We returned from Florida on Father’s Day, five weeks ago. I’m so glad we had those final days together. Our daughter Carolyn got married last weekend, and Gooner hung in for the festivities – maybe you saw the photo of her with a lavender bow in her fur. (Everyone in the bride’s wedding party wore lavender.)
Then she got sick again – coughing, not eating. The Mailroom Manager drove her back to Rowley and she spent a day or two there recuperating from the latest bout. Dr. Matt and his staff were so kind to her.
She came home with a lot of medicine, but this time it wasn’t doing the trick. So we took her back up to the hospital on Wednesday, and Dr. Matt brought her back to us Thursday night. She was in my lap for one of Dr. Matt’s Ask-the-Vet segments that night. (You can see the video on our website.)
Saturday we went down to Nantucket to see Vice President Pence. We were back in Wellesley by 5:30, and we took her out for a walk on the brook path. (At the end she had one of those little baby-like carriages to get her in and out of the building we live in.)
She played a little with a pit bull-like dog whose owner took a real liking to Gooner. We have to get his video – her final pictures.
We brought her inside and I cooked up some rice – Uncle Ben’s, her favorite. I boiled it in chicken broth, and then cut some leftover chicken breast into it. She ate… and ate… and ate.
When I went to bed, I picked Gooner up and put her down gently at the foot of the bed. I knew she didn’t have much time left, but l thought she’d be beside me for a little while longer.

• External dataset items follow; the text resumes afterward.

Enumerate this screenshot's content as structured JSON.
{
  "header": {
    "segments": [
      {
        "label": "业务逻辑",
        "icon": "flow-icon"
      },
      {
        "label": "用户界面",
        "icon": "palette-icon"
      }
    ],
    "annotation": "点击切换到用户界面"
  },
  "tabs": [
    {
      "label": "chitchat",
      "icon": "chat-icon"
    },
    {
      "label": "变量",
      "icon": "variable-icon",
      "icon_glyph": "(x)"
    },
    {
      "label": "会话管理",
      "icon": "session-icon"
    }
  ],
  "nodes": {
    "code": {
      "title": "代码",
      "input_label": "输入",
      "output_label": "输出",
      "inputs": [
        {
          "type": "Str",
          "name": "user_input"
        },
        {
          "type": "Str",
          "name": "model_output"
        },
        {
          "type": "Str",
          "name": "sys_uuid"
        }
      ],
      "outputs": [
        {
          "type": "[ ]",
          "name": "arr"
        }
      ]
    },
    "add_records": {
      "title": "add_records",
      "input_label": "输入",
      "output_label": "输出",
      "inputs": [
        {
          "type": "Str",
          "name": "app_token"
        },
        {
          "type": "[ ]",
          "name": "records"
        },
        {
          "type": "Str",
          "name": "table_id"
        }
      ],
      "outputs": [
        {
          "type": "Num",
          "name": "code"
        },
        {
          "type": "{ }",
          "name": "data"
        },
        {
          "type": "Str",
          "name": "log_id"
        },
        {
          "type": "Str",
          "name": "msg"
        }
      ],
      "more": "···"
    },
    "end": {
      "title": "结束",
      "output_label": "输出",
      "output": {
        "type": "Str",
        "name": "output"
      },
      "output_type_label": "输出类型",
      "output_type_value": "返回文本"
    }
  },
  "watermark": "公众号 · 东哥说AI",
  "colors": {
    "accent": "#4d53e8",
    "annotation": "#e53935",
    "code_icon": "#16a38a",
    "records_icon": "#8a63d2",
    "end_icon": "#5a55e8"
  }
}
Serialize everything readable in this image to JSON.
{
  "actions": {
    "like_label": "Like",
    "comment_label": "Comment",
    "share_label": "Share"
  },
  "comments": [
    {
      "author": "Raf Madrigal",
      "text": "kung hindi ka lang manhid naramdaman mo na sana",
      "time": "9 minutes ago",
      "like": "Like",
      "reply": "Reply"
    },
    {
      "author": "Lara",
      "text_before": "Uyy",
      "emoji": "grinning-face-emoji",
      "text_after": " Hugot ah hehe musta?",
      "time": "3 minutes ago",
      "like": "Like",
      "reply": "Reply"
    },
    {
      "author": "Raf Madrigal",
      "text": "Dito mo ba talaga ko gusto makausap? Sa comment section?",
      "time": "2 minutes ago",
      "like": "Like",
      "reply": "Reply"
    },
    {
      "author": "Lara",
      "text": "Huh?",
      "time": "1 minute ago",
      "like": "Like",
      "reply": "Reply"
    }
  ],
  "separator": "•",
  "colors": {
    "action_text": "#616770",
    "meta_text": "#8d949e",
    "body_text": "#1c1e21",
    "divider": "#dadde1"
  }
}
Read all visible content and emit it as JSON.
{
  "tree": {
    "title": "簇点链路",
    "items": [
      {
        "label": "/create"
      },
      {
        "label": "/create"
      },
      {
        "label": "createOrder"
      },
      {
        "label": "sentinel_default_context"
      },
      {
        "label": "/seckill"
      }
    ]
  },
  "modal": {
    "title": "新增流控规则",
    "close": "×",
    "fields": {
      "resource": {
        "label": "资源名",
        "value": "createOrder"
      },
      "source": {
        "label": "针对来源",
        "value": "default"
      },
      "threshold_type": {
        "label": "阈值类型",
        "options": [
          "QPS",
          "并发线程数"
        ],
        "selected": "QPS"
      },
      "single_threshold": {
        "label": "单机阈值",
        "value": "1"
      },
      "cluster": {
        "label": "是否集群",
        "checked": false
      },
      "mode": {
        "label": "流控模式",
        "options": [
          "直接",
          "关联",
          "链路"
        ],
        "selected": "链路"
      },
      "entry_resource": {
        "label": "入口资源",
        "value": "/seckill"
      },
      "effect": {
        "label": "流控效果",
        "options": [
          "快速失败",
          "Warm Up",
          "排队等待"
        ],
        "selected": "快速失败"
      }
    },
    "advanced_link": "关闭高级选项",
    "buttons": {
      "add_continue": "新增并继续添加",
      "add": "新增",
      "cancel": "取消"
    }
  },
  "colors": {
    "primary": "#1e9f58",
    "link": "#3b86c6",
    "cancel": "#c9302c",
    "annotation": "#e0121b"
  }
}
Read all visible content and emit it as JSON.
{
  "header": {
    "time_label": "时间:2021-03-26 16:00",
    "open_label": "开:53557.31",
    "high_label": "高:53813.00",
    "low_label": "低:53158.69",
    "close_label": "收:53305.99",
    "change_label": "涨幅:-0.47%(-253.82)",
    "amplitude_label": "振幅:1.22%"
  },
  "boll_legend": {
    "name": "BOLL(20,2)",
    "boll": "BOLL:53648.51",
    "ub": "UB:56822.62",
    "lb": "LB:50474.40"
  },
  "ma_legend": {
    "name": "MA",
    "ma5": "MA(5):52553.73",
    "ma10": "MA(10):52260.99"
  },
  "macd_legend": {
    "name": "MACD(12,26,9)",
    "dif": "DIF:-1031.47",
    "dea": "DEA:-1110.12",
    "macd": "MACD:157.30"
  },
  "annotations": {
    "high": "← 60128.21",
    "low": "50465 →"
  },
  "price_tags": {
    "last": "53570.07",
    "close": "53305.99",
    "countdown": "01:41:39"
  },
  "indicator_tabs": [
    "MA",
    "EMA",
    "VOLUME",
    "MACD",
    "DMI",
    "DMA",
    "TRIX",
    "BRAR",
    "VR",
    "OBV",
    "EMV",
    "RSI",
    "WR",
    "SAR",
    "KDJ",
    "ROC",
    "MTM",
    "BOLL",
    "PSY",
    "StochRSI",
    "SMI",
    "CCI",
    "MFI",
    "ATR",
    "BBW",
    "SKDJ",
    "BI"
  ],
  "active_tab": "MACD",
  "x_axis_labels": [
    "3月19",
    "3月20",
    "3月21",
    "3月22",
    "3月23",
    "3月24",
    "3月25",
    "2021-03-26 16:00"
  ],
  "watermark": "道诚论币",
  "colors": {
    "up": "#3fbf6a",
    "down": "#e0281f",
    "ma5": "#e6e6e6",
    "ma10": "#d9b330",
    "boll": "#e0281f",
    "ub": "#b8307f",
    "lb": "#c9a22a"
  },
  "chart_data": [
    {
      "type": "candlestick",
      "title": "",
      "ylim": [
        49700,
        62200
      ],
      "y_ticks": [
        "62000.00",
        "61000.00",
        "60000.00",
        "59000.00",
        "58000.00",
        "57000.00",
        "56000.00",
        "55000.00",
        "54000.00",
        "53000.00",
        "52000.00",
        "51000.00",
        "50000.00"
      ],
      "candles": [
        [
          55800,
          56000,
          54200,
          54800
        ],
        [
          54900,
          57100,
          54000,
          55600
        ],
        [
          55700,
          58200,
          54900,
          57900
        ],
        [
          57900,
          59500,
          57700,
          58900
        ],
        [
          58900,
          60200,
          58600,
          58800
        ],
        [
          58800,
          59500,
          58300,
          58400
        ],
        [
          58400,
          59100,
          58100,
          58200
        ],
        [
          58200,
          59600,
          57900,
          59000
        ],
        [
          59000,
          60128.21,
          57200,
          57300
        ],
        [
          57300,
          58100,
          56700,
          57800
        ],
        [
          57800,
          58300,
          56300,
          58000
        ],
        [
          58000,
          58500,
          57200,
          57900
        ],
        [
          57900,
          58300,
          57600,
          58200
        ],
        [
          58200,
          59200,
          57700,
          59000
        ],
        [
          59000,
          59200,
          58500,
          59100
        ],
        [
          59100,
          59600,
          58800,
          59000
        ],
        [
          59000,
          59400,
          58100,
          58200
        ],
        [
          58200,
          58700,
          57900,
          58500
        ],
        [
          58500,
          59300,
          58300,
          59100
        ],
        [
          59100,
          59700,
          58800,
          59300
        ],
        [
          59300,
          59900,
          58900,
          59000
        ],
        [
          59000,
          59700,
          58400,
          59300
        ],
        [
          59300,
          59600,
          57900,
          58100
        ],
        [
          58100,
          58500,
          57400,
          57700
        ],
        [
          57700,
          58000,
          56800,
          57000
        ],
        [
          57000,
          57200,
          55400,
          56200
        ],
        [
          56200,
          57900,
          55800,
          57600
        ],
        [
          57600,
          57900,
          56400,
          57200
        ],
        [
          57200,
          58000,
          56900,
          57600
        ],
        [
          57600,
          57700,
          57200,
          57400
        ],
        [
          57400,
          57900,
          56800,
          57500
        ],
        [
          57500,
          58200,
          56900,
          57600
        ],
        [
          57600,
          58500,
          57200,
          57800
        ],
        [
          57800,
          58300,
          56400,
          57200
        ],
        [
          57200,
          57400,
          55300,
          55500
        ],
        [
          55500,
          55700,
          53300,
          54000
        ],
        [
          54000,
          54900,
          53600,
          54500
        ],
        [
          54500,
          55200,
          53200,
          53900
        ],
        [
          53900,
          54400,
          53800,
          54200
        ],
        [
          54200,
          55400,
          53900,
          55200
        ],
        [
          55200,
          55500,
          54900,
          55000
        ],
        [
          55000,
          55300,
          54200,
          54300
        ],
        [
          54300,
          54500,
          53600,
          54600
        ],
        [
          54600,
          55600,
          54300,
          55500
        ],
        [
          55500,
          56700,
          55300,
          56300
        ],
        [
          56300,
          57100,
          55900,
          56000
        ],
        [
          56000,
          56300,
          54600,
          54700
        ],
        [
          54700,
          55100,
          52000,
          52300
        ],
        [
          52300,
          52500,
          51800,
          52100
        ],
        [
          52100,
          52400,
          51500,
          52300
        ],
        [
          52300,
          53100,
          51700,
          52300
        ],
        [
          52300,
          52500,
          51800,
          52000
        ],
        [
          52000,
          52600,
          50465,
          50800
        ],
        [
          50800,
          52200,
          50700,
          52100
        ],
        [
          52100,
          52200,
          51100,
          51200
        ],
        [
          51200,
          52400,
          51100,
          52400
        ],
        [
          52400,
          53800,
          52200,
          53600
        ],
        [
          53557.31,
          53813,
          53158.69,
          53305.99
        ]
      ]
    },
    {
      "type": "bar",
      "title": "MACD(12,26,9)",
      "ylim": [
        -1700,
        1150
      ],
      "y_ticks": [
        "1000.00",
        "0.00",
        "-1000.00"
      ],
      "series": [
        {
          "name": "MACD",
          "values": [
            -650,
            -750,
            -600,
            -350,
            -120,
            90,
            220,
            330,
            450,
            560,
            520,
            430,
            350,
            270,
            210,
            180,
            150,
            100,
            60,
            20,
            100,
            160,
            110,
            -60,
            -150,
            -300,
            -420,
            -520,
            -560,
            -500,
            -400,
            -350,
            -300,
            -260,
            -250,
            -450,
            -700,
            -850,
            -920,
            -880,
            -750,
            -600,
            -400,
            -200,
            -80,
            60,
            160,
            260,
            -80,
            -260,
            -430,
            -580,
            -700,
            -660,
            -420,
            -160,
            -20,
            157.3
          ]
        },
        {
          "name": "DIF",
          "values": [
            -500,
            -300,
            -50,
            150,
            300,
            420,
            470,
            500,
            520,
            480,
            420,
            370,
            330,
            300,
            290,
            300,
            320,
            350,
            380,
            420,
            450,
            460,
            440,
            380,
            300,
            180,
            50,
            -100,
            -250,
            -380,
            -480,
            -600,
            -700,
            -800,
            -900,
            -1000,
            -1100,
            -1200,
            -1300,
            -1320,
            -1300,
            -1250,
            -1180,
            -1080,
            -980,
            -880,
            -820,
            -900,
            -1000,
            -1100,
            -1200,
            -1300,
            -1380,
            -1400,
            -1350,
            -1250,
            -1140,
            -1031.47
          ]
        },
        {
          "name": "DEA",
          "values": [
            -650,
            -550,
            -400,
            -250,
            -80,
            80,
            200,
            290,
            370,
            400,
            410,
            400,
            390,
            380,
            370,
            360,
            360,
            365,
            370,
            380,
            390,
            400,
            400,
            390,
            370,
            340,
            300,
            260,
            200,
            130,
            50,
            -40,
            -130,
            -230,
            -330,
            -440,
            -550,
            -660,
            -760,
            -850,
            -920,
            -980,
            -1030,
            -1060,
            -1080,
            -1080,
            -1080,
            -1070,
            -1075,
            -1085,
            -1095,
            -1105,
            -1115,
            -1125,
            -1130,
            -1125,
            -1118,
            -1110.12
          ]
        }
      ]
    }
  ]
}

Now I’m just happy she hung in there until we got back from Florida, and then for Carolyn’s wedding last weekend. Gooner got to see everybody in her pack one more time, even Charlotte, who returned from Dallas for the wedding.
I’m very sad, but I’m glad she died peacefully. I’ve never liked the thought of “putting down” a dog. When the vet came for Pearl almost two years ago, I plaintively asked her, “Pearl’s really at the end of the line, isn’t she? Are we sure this is her time?”
The vet nodded. I felt better, relieved. I miss Pearl. Now I miss Gooner. I always will. They were my faithful companions, my wonder dogs.
We all feel the same way about our animals. They’re members of our families.
Thank you for reading this. If you think of it, give your own best friend a treat, and think for a moment of Gooner.